The Department of Health & Human Services (HHS) has released its final rule for the Medicaid Recovery Audit Contractor Program, which was created as a result of the Affordable Care Act.
In a press release about the Medicaid program as well as other government “anti-waste” measures, the Centers for Medicare & Medicaid Services (CMS) said it expects the audit recovery program to “save $2.1 billion over the next five years, of which $900 million will be returned to the states.”
CMS states in the release that the new Medicaid program is based on Medicare’s Recovery Audit Contractor program, which CMS described as “successful.”
In a cabinet meeting last month about anti-waste measures, Vice President Biden said the Medicare audit program had recovered nearly $670 million this year, an increase of nearly 800 percent versus 2010’s figures.
“Today’s announcements on cutting waste in Medicare, Medicaid and Unemployment Insurance shows that we can make our government more efficient and responsible to the American people,” said Biden. “If we’re going to spur jobs and economic growth and restore long-term fiscal solvency, we need to make sure hard-earned tax dollars don’t go to waste.”
Under the new Medicaid Recovery Audit Contractor program, each state will be required to contract with at least one recovery audit contractor, who will examine and oversee payments made to Medicaid providers.
The program defines recovery audit contractors (RACs) as “entities with which CMS contracts to identify underpayments and overpayments as well as recoup overpayments, until recently, limited to Medicare’s fee-for-service program.”
A summary of the final rule as published Sept. 16 in the Federal Register “directs States to assure that adequate appeal processes are in place for providers to dispute adverse determinations made by Medicaid RACs.”

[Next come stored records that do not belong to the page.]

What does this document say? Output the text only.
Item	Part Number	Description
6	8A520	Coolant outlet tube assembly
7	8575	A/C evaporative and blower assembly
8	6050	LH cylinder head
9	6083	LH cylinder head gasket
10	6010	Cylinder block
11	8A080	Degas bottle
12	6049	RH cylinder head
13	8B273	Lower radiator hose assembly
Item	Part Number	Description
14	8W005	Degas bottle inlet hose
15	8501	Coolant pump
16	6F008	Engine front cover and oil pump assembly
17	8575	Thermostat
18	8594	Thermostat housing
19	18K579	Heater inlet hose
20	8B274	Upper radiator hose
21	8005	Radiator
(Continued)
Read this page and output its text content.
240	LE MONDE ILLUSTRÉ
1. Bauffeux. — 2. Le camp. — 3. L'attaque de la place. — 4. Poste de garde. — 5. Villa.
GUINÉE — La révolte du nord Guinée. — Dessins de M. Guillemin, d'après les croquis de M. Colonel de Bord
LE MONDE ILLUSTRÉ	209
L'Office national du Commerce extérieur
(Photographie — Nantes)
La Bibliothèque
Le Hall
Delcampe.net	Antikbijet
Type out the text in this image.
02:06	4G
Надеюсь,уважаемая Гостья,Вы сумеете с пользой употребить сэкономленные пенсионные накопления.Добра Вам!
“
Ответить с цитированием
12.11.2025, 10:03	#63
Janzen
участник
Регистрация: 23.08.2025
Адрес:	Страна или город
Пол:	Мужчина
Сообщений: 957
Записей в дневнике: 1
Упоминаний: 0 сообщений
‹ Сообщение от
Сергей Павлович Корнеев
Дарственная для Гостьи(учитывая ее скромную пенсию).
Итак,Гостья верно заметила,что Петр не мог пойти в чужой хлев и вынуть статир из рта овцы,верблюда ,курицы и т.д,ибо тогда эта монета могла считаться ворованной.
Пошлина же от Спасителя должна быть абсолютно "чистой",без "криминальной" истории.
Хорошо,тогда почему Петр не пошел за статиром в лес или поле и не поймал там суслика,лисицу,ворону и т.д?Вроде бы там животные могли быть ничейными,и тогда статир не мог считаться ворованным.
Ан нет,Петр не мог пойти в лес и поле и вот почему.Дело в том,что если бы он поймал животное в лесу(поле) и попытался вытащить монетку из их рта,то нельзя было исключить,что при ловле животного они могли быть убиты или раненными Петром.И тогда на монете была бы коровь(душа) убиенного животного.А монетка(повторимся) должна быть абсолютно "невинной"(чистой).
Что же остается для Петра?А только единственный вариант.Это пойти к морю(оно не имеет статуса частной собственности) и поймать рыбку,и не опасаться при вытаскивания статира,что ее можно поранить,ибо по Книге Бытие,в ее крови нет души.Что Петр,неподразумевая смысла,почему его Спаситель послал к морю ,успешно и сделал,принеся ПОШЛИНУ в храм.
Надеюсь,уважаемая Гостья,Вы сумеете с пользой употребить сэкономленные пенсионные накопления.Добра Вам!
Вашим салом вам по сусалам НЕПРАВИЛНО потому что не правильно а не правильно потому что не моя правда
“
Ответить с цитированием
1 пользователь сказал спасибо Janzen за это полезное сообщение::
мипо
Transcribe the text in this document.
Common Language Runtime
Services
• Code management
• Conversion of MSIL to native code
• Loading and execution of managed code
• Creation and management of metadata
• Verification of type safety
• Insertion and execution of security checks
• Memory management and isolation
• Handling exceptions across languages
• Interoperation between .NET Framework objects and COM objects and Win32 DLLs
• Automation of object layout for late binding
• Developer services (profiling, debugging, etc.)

Providers have complained that Medicare RACs have been inconsistent in determining which claims needed to be reviewed. In response, CMS said it “directed Medicare RACs to consistently document their ‘good cause’ for reviewing a claim.”
Providers have also objected to the lack of physician guidance at the Medicare RACs, which led to claims being incorrectly denied.
CMS in response said it now requires each Medicare RAC “to hire a minimum of one full-time-equivalent physician medical director to oversee the medical record review process; assist nurses, therapists, and certified coders upon request; manage quality assurance procedures; and maintain relationships with provider associations.”
Providers continue, however, to object to RAC decisions they feel are inconsistent and seemingly arbitrary in nature. CMS pays the RACs for their work on a contingency rate of 9 to 12.5 percent.
States must implement their Medicaid Recovery Audit Contractor programs by Jan. 1, 2012.